RED BANK ORBIT: You’ve been to Monmouth in the past, correct? Anywhere else on the Jersey Shore?
ROGER McGUINN: I remember playing the Steel Pier in Atlantic City a long time ago — and I’m pretty sure I played Convention Hall. I’ve done ‘em all, Carnegie Hall, the Royal Albert Hall…
You still do a good amount of touring, but do you take it at a more relaxed pace these days? How important is to maintain a certain comfort zone on the road?
I travel by road when I tour; I have a Ford van that’s equipped with TV, internet, iPhone — plus I get to drive myself!
When I travel to Europe I like to take a cruise ship — I’ll do a couple of lectures while I’m on board. It’s like it’s the 1930s, and I’m Cole Porter! Anyway, it’s not wise to fly with instruments. They break them, and then they’ll give you 200 dollars.
So what can you tell us about the show we’ll be seeing at Monmouth?
John Sebastian is co-billed on this tour, and it’s up to him whether he wants to open or close the show. He’s solo; he’ll sing some songs and tell some stories and then I’ll come out and do three songs with him. I tell stories also. John and I have known each other since we were green; we work so well together that we don’t bother running a set list until the day of the show.
Do you kind of “read” the audience to figure where the show’s going to go? And do you prefer the more intimate spaces these day, what with all the storytelling?

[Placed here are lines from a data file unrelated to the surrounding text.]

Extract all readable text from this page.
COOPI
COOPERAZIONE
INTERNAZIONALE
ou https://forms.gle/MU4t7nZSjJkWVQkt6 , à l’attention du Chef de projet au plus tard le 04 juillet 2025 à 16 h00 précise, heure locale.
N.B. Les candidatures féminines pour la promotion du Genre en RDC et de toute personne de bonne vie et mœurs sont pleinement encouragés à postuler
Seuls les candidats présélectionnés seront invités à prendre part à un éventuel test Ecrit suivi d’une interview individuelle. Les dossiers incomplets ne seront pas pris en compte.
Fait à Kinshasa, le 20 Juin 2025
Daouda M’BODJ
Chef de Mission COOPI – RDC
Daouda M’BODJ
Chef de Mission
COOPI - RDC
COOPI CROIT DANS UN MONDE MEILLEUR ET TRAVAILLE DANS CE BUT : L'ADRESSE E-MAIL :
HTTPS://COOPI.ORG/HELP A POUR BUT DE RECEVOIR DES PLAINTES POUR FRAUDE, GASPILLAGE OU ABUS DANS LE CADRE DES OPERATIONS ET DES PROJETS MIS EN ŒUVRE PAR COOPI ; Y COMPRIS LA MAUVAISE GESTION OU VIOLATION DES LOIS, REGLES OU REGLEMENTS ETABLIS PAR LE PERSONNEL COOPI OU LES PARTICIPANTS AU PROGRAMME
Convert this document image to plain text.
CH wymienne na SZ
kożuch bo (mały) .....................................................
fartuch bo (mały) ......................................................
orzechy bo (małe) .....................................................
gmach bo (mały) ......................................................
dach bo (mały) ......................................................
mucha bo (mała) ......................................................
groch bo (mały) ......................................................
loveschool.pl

We’ve played all kinds of different venues, from 300 to 2500 people — I actually don’t like them so big, because of the time shift — the amount of time it takes for something to register with people all the way in the back of the room.

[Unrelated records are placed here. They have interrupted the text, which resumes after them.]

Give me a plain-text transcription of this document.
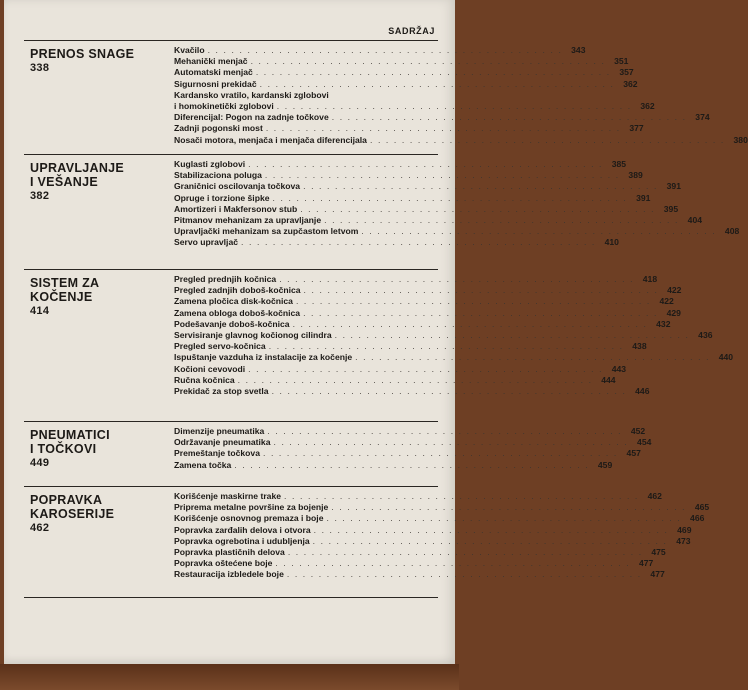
SADRŽAJ
PRENOS SNAGE
338
Kvačilo . . . . . . . . . . . . . . . . . . . . . . . . . . . . . . . . . . . . . . . . . . . . .	343
Mehanički menjač . . . . . . . . . . . . . . . . . . . . . . . . . . . . . . . . . . . . . . . . . . . . .	351
Automatski menjač . . . . . . . . . . . . . . . . . . . . . . . . . . . . . . . . . . . . . . . . . . . . .	357
Sigurnosni prekidač . . . . . . . . . . . . . . . . . . . . . . . . . . . . . . . . . . . . . . . . . . . . .	362
Kardansko vratilo, kardanski zglobovi
i homokinetički zglobovi . . . . . . . . . . . . . . . . . . . . . . . . . . . . . . . . . . . . . . . . . . . . .	362
Diferencijal: Pogon na zadnje točkove . . . . . . . . . . . . . . . . . . . . . . . . . . . . . . . . . . . . . . . . . . . . .	374
Zadnji pogonski most . . . . . . . . . . . . . . . . . . . . . . . . . . . . . . . . . . . . . . . . . . . . .	377
Nosači motora, menjača i menjača diferencijala . . . . . . . . . . . . . . . . . . . . . . . . . . . . . . . . . . . . . . . . . . . . .	380
UPRAVLJANJE
I VEŠANJE
382
Kuglasti zglobovi . . . . . . . . . . . . . . . . . . . . . . . . . . . . . . . . . . . . . . . . . . . . .	385
Stabilizaciona poluga . . . . . . . . . . . . . . . . . . . . . . . . . . . . . . . . . . . . . . . . . . . . .	389
Graničnici oscilovanja točkova . . . . . . . . . . . . . . . . . . . . . . . . . . . . . . . . . . . . . . . . . . . . .	391
Opruge i torzione šipke . . . . . . . . . . . . . . . . . . . . . . . . . . . . . . . . . . . . . . . . . . . . .	391
Amortizeri i Makfersonov stub . . . . . . . . . . . . . . . . . . . . . . . . . . . . . . . . . . . . . . . . . . . . .	395
Pitmanov mehanizam za upravljanje . . . . . . . . . . . . . . . . . . . . . . . . . . . . . . . . . . . . . . . . . . . . .	404
Upravljački mehanizam sa zupčastom letvom . . . . . . . . . . . . . . . . . . . . . . . . . . . . . . . . . . . . . . . . . . . . .	408
Servo upravljač . . . . . . . . . . . . . . . . . . . . . . . . . . . . . . . . . . . . . . . . . . . . .	410
SISTEM ZA
KOČENJE
414
Pregled prednjih kočnica . . . . . . . . . . . . . . . . . . . . . . . . . . . . . . . . . . . . . . . . . . . . .	418
Pregled zadnjih doboš-kočnica . . . . . . . . . . . . . . . . . . . . . . . . . . . . . . . . . . . . . . . . . . . . .	422
Zamena pločica disk-kočnica . . . . . . . . . . . . . . . . . . . . . . . . . . . . . . . . . . . . . . . . . . . . .	422
Zamena obloga doboš-kočnica . . . . . . . . . . . . . . . . . . . . . . . . . . . . . . . . . . . . . . . . . . . . .	429
Podešavanje doboš-kočnica . . . . . . . . . . . . . . . . . . . . . . . . . . . . . . . . . . . . . . . . . . . . .	432
Servisiranje glavnog kočionog cilindra . . . . . . . . . . . . . . . . . . . . . . . . . . . . . . . . . . . . . . . . . . . . .	436
Pregled servo-kočnica . . . . . . . . . . . . . . . . . . . . . . . . . . . . . . . . . . . . . . . . . . . . .	438
Ispuštanje vazduha iz instalacije za kočenje . . . . . . . . . . . . . . . . . . . . . . . . . . . . . . . . . . . . . . . . . . . . .	440
Kočioni cevovodi . . . . . . . . . . . . . . . . . . . . . . . . . . . . . . . . . . . . . . . . . . . . .	443
Ručna kočnica . . . . . . . . . . . . . . . . . . . . . . . . . . . . . . . . . . . . . . . . . . . . .	444
Prekidač za stop svetla . . . . . . . . . . . . . . . . . . . . . . . . . . . . . . . . . . . . . . . . . . . . .	446
PNEUMATICI
I TOČKOVI
449
Dimenzije pneumatika . . . . . . . . . . . . . . . . . . . . . . . . . . . . . . . . . . . . . . . . . . . . .	452
Održavanje pneumatika . . . . . . . . . . . . . . . . . . . . . . . . . . . . . . . . . . . . . . . . . . . . .	454
Premeštanje točkova . . . . . . . . . . . . . . . . . . . . . . . . . . . . . . . . . . . . . . . . . . . . .	457
Zamena točka . . . . . . . . . . . . . . . . . . . . . . . . . . . . . . . . . . . . . . . . . . . . .	459
POPRAVKA
KAROSERIJE
462
Korišćenje maskirne trake . . . . . . . . . . . . . . . . . . . . . . . . . . . . . . . . . . . . . . . . . . . . .	462
Priprema metalne površine za bojenje . . . . . . . . . . . . . . . . . . . . . . . . . . . . . . . . . . . . . . . . . . . . .	465
Korišćenje osnovnog premaza i boje . . . . . . . . . . . . . . . . . . . . . . . . . . . . . . . . . . . . . . . . . . . . .	466
Popravka zarđalih delova i otvora . . . . . . . . . . . . . . . . . . . . . . . . . . . . . . . . . . . . . . . . . . . . .	469
Popravka ogrebotina i udubljenja . . . . . . . . . . . . . . . . . . . . . . . . . . . . . . . . . . . . . . . . . . . . .	473
Popravka plastičnih delova . . . . . . . . . . . . . . . . . . . . . . . . . . . . . . . . . . . . . . . . . . . . .	475
Popravka oštećene boje . . . . . . . . . . . . . . . . . . . . . . . . . . . . . . . . . . . . . . . . . . . . .	477
Restauracija izbledele boje . . . . . . . . . . . . . . . . . . . . . . . . . . . . . . . . . . . . . . . . . . . . .	477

You’re one of the first musicians of your generation to really take the lead on the new tech opportunities out there — could we safely surmise that a lot of the reason is because of your past experiences with record labels, agents, business managers?
Well, the old business model was for the band to get a million dollar advance from the record company, and then spend the rest of their career paying it back to them. Now you can get a MacBook and ProTools and do it all yourself.
You’ve done really well with your self-produced recordings, but aren’t there times when you get the urge to do it the old-school way, with all of the musicians in the studio at once?
There are times when a live-in-studio project is just what’s needed for a certain song. Tom Petty did the entirety of Full Moon Fever in Mike (Campbell)’s garage. But these days, the studio is like paper.
It’s like paper in that paper is a dying medium. They should outlaw paper.
I read an interview in which you credited one of your old sound engineers from the 60s with helping you to develop that jingle-jangle sound. Don’t you think that if all of this D.I.Y. tech had existed back then, you would never have met the guy, and your sound might not have crystalized in quite the way that it did?
That’s a good question, but — I’ve been in the studio for 40 years, always trying to learn new things, and I know about things like compression. If I hadn’t had that experience, I might have benefitted from his knowledge.
What kinds of topics are you going to cover in your workshop on May 1st?
I’ll cover guitar technique; talk about peer-to-peer communities, and how they’re great for artists and bad for corporations.
You’re not much of a fan of the big entertainment conglomerates, are you?
I have no sympathy for the recording industry — no recompense for the wicked. And this is not sour grapes; they really were that wicked. In a business in which one of the goals is to strike that balance between art and commerce, it was always the commerce guys who had all the real fun.